One officer ordered him to the ground. He started to comply, getting to his knees with his hands over his head, and asked why he had been stopped. That officer allegedly responded by siccing his K9 partner on the man. According to the victim, the dog mauled him, as we discussed on this blog in June, leaving him with 56 puncture wounds from dog bites. Eventually, the officer called off the dog and handcuffed the man.

Officers then brought forward the robbery victim to identify their suspect. They had the wrong man. The handyman was a totally innocent bystander.

None of the officers, which included multiple units from Oakley and Pittsburg, left to pursue the real criminal, the handyman says. Neither did they call for medical assistance. Instead, the gun-wielding officers stood around and taunted the injured man before eventually letting him go home, alone, to seek treatment for his injuries.

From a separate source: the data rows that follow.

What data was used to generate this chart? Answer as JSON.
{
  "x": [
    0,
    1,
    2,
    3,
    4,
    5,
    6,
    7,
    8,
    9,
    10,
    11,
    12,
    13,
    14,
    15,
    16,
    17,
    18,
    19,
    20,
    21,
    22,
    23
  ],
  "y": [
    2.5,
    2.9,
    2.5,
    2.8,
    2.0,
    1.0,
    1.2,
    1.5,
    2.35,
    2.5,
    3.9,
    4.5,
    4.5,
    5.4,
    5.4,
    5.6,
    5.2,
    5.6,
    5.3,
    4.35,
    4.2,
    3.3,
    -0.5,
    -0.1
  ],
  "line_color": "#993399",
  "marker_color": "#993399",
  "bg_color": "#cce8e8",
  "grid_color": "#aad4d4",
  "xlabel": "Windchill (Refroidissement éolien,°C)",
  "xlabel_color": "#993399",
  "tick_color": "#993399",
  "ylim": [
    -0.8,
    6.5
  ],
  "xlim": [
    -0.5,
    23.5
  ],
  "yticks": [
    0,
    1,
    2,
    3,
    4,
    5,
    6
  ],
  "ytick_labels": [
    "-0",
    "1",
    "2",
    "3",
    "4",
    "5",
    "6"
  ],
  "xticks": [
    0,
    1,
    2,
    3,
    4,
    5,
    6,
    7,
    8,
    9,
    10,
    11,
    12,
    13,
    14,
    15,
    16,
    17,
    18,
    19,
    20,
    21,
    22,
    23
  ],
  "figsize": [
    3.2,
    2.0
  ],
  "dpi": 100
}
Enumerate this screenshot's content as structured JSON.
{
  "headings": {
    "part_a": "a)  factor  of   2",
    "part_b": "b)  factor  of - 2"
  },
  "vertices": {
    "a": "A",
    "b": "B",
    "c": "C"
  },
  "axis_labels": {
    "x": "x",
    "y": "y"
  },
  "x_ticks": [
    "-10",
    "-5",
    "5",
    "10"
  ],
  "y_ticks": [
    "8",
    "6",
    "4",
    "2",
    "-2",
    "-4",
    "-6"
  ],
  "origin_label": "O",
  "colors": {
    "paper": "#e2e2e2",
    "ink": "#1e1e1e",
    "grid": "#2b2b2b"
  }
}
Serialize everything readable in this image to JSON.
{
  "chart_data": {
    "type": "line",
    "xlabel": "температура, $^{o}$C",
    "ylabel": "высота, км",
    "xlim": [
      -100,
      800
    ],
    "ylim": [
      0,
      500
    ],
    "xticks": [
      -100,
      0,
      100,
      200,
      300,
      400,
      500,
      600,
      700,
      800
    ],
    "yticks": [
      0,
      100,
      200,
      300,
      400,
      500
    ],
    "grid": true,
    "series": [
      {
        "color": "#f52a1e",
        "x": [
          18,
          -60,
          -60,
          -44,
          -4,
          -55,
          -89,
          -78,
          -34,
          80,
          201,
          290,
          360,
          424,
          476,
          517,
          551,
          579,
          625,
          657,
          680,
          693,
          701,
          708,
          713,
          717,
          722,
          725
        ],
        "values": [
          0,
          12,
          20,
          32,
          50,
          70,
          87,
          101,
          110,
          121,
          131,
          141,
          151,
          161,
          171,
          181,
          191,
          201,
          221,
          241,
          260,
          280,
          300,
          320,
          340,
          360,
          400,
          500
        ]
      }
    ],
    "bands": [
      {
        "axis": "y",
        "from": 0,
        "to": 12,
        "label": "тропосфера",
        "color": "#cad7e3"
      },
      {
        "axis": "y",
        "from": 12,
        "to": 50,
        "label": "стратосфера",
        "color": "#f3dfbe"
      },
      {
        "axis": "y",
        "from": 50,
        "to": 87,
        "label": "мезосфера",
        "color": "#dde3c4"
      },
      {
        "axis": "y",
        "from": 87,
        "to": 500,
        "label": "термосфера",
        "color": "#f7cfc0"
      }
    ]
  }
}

The handyman brought a civil rights lawsuit against the lead officer, the Oakley and Pittsburg police departments and those cities, and Contra Costa County. He claims that the unprovoked dog attack constituted negligence, excessive force, assault, battery and intentional infliction of emotional distress under both California law and the U.S. Constitution.

On Friday, a federal judge dismissed some of his claims -- some, but not all. She dismissed the assault, battery, negligence and intentional infliction of emotional distress claims, as those are ordinary, common-law torts and municipal entities such as police departments are immune to such claims.

She provisionally dismissed a couple of other claims because they were filed under the wrong statutes and Constitutional amendments, but he can re-file those claims.

There was still more than enough to his complaint, the judge said, “to show the use of threats, intimidation or coercion" by officers of the law.

"The complaint alleges that the officers drew their guns, taunted [him], and called him insulting names while shouting at him to remain on the ground as he was being attacked by the police dog," the judge wrote. That does indeed seem to be more than sufficient.